According to Maria Zakharova, neither the North-Atlantic Alliance, nor the NATO secretary general "has pity for Ukraine or its people, since they are talking about a price" that has to be paid to stabilize the situation

ST. PETERSBURG, June 15. /TASS/. The North Atlantic Treaty Organization cannot succeed in pushing its efforts to prevent further tensions with Russia as long as it keeps exacerbating the situation in Ukraine, Russian Foreign Ministry Spokeswoman Maria Zakharova said at a briefing on the sidelines of the St. Petersburg International Economic Forum (SPIEF) on Wednesday.

When asked to comment on NATO Secretary General Jens Stoltenberg’s statement that the alliance would continue to support the Kiev regime while doing its best to avoid further tensions with Russia, Zakharova pointed out that "it won’t work."
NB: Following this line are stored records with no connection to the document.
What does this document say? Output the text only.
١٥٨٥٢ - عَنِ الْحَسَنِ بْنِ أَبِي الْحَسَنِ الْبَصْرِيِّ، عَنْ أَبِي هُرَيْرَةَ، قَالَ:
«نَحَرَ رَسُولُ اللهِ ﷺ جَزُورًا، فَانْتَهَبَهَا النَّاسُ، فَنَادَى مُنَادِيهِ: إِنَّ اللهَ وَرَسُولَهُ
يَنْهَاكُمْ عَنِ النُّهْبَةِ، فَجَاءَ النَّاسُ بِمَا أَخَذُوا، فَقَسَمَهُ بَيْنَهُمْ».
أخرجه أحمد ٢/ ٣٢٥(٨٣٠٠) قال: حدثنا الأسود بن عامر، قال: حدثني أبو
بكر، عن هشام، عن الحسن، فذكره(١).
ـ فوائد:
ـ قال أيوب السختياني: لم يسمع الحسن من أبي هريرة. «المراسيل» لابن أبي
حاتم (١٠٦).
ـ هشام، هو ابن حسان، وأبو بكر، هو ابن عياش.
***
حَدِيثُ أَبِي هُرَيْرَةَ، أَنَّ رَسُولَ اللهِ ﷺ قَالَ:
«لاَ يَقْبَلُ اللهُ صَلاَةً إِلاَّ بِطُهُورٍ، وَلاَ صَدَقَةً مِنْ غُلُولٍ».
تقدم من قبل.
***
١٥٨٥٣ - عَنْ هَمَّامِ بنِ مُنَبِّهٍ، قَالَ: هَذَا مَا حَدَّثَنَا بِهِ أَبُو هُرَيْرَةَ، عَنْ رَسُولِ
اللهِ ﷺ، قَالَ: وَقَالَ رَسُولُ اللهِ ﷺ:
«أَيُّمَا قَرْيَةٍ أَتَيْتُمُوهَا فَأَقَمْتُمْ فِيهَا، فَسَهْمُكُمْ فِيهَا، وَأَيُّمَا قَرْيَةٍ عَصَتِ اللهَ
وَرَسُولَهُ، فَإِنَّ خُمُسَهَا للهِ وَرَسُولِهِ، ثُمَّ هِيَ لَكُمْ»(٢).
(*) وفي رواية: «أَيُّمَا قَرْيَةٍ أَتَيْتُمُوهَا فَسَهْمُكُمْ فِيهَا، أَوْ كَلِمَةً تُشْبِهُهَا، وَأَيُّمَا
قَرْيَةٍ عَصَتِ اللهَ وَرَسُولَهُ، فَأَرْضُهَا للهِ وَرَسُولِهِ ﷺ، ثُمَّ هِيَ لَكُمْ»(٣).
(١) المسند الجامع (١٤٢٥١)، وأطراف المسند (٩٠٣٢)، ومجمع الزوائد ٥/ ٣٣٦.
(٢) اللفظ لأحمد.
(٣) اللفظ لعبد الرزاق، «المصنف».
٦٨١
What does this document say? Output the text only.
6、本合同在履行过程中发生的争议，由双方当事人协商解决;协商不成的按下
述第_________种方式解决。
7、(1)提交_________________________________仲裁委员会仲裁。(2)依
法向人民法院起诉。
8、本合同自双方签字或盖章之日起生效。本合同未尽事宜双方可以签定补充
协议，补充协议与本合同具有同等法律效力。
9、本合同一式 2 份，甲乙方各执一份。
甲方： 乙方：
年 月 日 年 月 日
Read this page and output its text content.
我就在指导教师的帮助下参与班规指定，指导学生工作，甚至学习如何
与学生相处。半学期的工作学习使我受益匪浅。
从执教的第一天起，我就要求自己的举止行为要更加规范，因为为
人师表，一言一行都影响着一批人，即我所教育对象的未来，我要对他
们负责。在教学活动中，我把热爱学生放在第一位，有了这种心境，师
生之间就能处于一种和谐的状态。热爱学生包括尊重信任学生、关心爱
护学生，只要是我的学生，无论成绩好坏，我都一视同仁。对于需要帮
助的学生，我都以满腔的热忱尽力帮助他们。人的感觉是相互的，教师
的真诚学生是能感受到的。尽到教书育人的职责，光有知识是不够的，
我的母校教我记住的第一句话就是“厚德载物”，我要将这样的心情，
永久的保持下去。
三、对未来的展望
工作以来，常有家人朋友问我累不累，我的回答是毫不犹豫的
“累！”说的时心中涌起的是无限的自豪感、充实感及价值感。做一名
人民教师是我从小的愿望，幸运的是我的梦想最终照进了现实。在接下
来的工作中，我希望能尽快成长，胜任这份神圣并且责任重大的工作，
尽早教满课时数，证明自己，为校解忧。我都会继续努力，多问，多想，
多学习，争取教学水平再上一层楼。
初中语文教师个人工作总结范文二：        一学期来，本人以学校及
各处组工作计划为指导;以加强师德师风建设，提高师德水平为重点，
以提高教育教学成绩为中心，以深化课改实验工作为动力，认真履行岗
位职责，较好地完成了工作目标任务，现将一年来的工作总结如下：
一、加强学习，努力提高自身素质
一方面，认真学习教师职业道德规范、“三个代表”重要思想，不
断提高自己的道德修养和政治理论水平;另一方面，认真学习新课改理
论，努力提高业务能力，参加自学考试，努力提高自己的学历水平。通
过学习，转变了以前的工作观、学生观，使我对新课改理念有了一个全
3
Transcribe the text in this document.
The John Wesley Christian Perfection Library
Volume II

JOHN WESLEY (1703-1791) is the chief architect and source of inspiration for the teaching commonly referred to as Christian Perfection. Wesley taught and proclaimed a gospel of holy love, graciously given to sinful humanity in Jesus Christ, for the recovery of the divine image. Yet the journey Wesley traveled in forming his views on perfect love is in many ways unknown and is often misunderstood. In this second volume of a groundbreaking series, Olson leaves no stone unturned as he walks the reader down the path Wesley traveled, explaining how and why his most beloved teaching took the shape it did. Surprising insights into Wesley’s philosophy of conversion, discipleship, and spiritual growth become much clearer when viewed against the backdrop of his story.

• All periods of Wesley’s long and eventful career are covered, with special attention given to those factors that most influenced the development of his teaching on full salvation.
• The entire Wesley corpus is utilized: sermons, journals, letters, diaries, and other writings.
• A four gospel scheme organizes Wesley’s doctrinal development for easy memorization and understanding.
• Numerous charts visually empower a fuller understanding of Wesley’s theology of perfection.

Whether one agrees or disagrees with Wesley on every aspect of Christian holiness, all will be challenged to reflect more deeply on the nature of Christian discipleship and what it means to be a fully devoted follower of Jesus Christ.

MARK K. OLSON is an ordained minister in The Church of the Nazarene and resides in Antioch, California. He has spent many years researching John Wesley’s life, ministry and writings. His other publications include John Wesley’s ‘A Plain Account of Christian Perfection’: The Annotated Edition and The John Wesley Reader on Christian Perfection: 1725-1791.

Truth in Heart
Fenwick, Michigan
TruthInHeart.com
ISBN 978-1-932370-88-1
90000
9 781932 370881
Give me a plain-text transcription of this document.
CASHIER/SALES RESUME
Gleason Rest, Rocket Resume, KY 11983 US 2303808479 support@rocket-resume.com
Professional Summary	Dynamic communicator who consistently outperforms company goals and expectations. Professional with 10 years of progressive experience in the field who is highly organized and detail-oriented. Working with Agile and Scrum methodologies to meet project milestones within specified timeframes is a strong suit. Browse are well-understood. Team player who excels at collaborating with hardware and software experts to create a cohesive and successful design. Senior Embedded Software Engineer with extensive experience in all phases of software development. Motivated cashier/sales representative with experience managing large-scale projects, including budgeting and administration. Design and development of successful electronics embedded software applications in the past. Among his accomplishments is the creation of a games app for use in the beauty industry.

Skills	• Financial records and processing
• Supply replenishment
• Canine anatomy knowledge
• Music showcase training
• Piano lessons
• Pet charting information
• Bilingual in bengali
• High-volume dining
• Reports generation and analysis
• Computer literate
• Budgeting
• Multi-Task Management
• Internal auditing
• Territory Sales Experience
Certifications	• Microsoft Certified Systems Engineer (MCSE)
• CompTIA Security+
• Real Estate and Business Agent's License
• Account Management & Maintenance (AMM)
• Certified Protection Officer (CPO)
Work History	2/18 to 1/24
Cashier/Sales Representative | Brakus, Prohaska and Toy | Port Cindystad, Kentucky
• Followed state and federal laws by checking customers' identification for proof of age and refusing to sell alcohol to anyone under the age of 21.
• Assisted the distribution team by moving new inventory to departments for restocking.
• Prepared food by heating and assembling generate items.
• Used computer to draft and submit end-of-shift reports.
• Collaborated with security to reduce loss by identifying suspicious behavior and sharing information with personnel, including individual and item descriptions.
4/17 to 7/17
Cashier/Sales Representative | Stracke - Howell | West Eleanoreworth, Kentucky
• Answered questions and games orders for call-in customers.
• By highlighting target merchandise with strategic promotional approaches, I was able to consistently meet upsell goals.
"It has already failed to work and will continue to fail to work in the future," she stressed. "On the one hand, they are directly escalating tensions, taking practical steps to provide weapons, making others provide weapons, introducing sanctions and proclaiming that strangling our country is the goal, and, on the other hand, they are trying to avoid something? Then what do they think rising tensions are? It’s not just an attempt to have their cake and eat it, too, it is a dichotomy," Zakharova noted.

According to her, neither the North-Atlantic Alliance, nor the NATO secretary general "has pity for Ukraine or its people, since they are talking about a price" that has to be paid to stabilize the situation. "The heart of the matter is that a standoff with Russia has become an end in and of itself for NATO," the Russian diplomat explained. "It’s not about defense or a story of some terrorist threat. It is a goal that has been announced directly and indirectly," she added.

The Russian Foreign Ministry spokeswoman was confident that the longer the Ukrainian army continued military activities, "the better it is for the alliance." "I believe that [NATO members] should have thought a long time ago if it was worth it to continue [providing] political and material support to the irresponsible actions of Ukrainian nationalists or whether they should start searching for real joint ways to prevent tensions leading to a confrontation that no one wants," Zakharova concluded.